Cash back on other purchases
When not treated as a qualifying purchase for an enhanced rebate, purchases will garner the lower cash-back payout. The typical cash-back rate comes to 1 percent for all purchases, or in points, 1 point per dollar spent.
A few cards in our survey have 1.25 percent or 1.5 percent cash back. The TrueEarnings card from Costco and American Express delivers the highest return at 2 percent back on travel, but just 1 percent back on everything else that isn't travel or an everyday purchase. Everyday purchases earn 3 percent with this card.
The cards that have 1.25 percent or 1.5 percent cash back have reward tiers. With a tiered cash-back card, you won't start earning the higher payout until you spend a certain amount on the card. For instance, to get the higher rate of 1.5 percent cash back on all other purchases using Blue Cash from American Express, you have to spend more than $6,500. Before that, you'll earn a mere 0.5 percent.
Tip: Consider your spending habits to see whether a tiered card would benefit you. "Big spenders can potentially see their rewards increase exponentially by picking a tiered card that is consistent with their spending habits," says Greg McBride, senior financial analyst for Bankrate.com.
To find out when you would hit the higher tier for other purchases, use our work sheet, "What's the best cash-back card for you?"
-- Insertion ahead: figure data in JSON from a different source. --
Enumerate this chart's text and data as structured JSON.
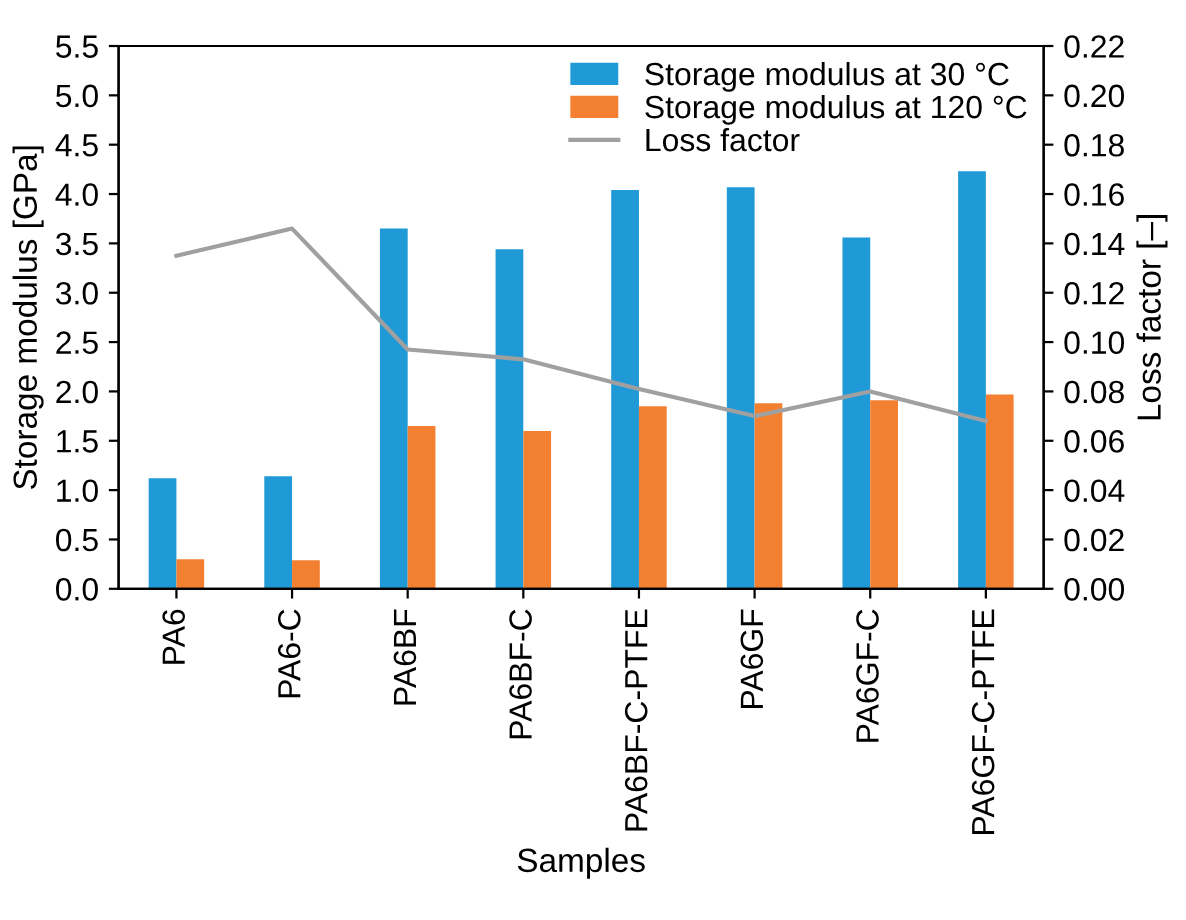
{
  "chart_data": {
    "type": "bar",
    "xlabel": "Samples",
    "ylabel": "Storage modulus [GPa]",
    "y2label": "Loss factor [–]",
    "categories": [
      "PA6",
      "PA6-C",
      "PA6BF",
      "PA6BF-C",
      "PA6BF-C-PTFE",
      "PA6GF",
      "PA6GF-C",
      "PA6GF-C-PTFE"
    ],
    "series": [
      {
        "name": "Storage modulus at 30 °C",
        "color": "#1f9ad6",
        "values": [
          1.12,
          1.14,
          3.65,
          3.44,
          4.04,
          4.07,
          3.56,
          4.23
        ]
      },
      {
        "name": "Storage modulus at 120 °C",
        "color": "#f28030",
        "values": [
          0.3,
          0.29,
          1.65,
          1.6,
          1.85,
          1.88,
          1.91,
          1.97
        ]
      },
      {
        "name": "Loss factor",
        "type": "line",
        "axis": "y2",
        "color": "#a0a0a0",
        "values": [
          0.135,
          0.146,
          0.097,
          0.093,
          0.081,
          0.07,
          0.08,
          0.068
        ]
      }
    ],
    "ylim": [
      0,
      5.5
    ],
    "yticks": [
      {
        "value": 0,
        "label": "0.0"
      },
      0.5,
      {
        "value": 1,
        "label": "1.0"
      },
      1.5,
      {
        "value": 2,
        "label": "2.0"
      },
      2.5,
      {
        "value": 3,
        "label": "3.0"
      },
      3.5,
      {
        "value": 4,
        "label": "4.0"
      },
      4.5,
      {
        "value": 5,
        "label": "5.0"
      },
      5.5
    ],
    "y2lim": [
      0,
      0.22
    ],
    "y2ticks": [
      {
        "value": 0,
        "label": "0.00"
      },
      0.02,
      0.04,
      0.06,
      0.08,
      {
        "value": 0.1,
        "label": "0.10"
      },
      0.12,
      0.14,
      0.16,
      0.18,
      {
        "value": 0.2,
        "label": "0.20"
      },
      0.22
    ],
    "grid": false,
    "legend": "top right"
  }
}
Cash back on other rebates
Thirteen of the cards surveyed have a bonus payout for special behavior. These bonuses vary from rebates on balance transfers, interest payments and cash advances to additional cash back on purchases made through the card company's exclusive shopping site and redemption bonuses. For instance, Capital One's No Hassle Cash Rewards MasterCard for those with average credit has a 25 percent annual bonus on cash earned during the year.
Cash-back Discover cardholders using the company's exclusive shopping Web site can earn 5 percent to 20 percent back on their online purchases.
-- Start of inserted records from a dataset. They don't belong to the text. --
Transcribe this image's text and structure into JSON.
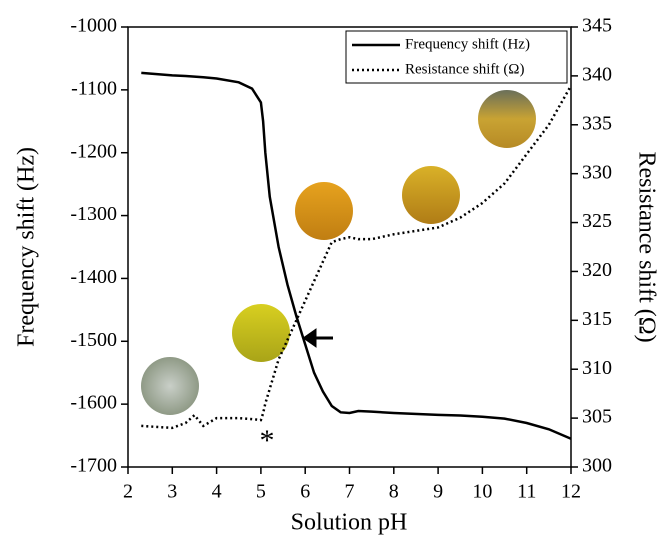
{
  "chart_data": {
    "type": "line",
    "x_label": "Solution pH",
    "y_label": "Frequency shift (Hz)",
    "y2_label": "Resistance shift (Ω)",
    "x": [
      2.3,
      3,
      3.3,
      3.5,
      3.7,
      4,
      4.5,
      4.8,
      5,
      5.05,
      5.1,
      5.2,
      5.4,
      5.6,
      5.8,
      6,
      6.2,
      6.4,
      6.6,
      6.8,
      7,
      7.2,
      7.5,
      8,
      9,
      9.5,
      10,
      10.5,
      11,
      11.5,
      12
    ],
    "series": [
      {
        "name": "Frequency shift (Hz)",
        "color": "#000000",
        "style": "solid",
        "values": [
          -1073,
          -1077,
          -1078,
          -1079,
          -1080,
          -1082,
          -1088,
          -1098,
          -1120,
          -1150,
          -1200,
          -1270,
          -1350,
          -1410,
          -1460,
          -1505,
          -1550,
          -1580,
          -1603,
          -1613,
          -1614,
          -1611,
          -1612,
          -1614,
          -1617,
          -1618,
          -1620,
          -1623,
          -1630,
          -1640,
          -1655
        ]
      },
      {
        "name": "Resistance shift (Ω)",
        "color": "#000000",
        "style": "dotted",
        "axis": "y2",
        "values": [
          304.2,
          304,
          304.5,
          305.3,
          304.2,
          305,
          305,
          304.9,
          304.8,
          305.5,
          306.5,
          308,
          311,
          313,
          315,
          317,
          319,
          321,
          323,
          323.3,
          323.5,
          323.3,
          323.3,
          323.8,
          324.5,
          325.5,
          327,
          329,
          332,
          335,
          339
        ]
      }
    ],
    "xlim": [
      2,
      12
    ],
    "xticks": [
      2,
      3,
      4,
      5,
      6,
      7,
      8,
      9,
      10,
      11,
      12
    ],
    "ylim": [
      -1700,
      -1000
    ],
    "yticks": [
      -1700,
      -1600,
      -1500,
      -1400,
      -1300,
      -1200,
      -1100,
      -1000
    ],
    "y2lim": [
      300,
      345
    ],
    "y2ticks": [
      300,
      305,
      310,
      315,
      320,
      325,
      330,
      335,
      340,
      345
    ],
    "annotations": [
      "*"
    ],
    "legend": "top-right"
  }
}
Tip: Unless the terms of the balance transfer prove better than other cards, don't make a balance transfer to earn cash back. The costs will eat up any reward you earn.
Cards offering rebates for revolving balances and cash advances shouldn't entice you either, because the interest charges will swallow your savings. "What sense does it make to revolve a balance at 12 percent interest for the sake of a 1 percent rebate?" asks Greg McBride, senior financial analyst for Bankrate.com. "Even if you revolve the balance for only one month, the interest charges negate your rebate. Consumers that carry credit card balances, even occasionally, should focus on getting the lowest possible interest rate and accelerating debt repayment."